China Tech Giants Lose $831B In Value As Selloff Intensifies
- By The Financial District

- Jul 10, 2021
- 1 min read
China’s technology giants have seen a combined $823 billion wiped from their market value since a February peak, with Beijing’s expanding crackdown on the sector fueling investor concern that the selloff is far from over, Jeanny Yu and Abhishek Vishnoi reported for Bloomberg News.

Authorities earlier in the week issued a sweeping warning to the nation’s biggest companies, vowing to tighten oversight of data security and overseas listings just days after Didi Global Inc.’s contentious decision to go public in the US.

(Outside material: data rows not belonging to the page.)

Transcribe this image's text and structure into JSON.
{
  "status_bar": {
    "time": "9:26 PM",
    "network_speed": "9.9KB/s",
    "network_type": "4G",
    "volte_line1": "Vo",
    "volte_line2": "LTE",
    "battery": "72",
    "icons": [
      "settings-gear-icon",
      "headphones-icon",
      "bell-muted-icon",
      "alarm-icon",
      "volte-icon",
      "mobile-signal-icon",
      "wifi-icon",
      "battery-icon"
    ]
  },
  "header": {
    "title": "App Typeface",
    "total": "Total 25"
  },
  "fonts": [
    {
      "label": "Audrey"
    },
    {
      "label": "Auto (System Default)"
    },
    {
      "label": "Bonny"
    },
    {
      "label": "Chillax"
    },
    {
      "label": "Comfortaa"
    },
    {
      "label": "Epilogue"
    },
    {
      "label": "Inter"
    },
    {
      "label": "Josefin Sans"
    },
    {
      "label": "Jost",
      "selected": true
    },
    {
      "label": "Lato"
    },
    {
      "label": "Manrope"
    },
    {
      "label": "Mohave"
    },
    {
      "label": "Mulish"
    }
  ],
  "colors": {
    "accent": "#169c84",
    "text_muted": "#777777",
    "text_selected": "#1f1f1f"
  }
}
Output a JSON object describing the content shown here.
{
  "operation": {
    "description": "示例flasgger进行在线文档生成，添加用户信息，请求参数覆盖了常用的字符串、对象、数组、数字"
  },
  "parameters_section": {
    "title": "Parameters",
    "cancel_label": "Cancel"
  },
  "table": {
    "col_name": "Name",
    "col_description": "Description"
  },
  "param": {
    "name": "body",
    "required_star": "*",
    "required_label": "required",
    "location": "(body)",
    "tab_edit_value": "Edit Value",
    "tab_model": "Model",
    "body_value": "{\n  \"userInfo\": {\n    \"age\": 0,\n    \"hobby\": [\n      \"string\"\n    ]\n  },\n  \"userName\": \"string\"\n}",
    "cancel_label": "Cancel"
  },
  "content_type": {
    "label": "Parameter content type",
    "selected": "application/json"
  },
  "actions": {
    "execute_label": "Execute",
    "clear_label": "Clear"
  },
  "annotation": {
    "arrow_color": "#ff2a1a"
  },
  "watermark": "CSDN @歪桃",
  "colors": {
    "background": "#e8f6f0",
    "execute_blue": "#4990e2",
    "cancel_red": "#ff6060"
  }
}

That has put further selling pressure on China’s biggest technology names including Tencent Holdings Ltd., Alibaba Group Holding Ltd., JD.Com Inc., Baidu Inc., and Meituan.
“The selling will continue in the third quarter,” said Paul Pong, managing director at Pegasus Fund Managers Ltd. He says he sold two-thirds of his technology stock holdings, including in Tencent and Alibaba, in May. “The measures from authorities will keep coming.”
The losses have come from 10 firms including three US-listed names. Didi’s ADRs fell 20% stateside on Tuesday, erasing about $15 billion of its market value. The Hang Seng Tech Index, whose members include many of China’s biggest tech companies, fell as much as 1.9% before paring losses to 0.6% Wednesday, marking its sixth consecutive day of declines.
Tencent slid 1.9%, among the biggest decliner on the Hang Seng Index. Alibaba dropped 1.7%, while Meituan fell 1.3%.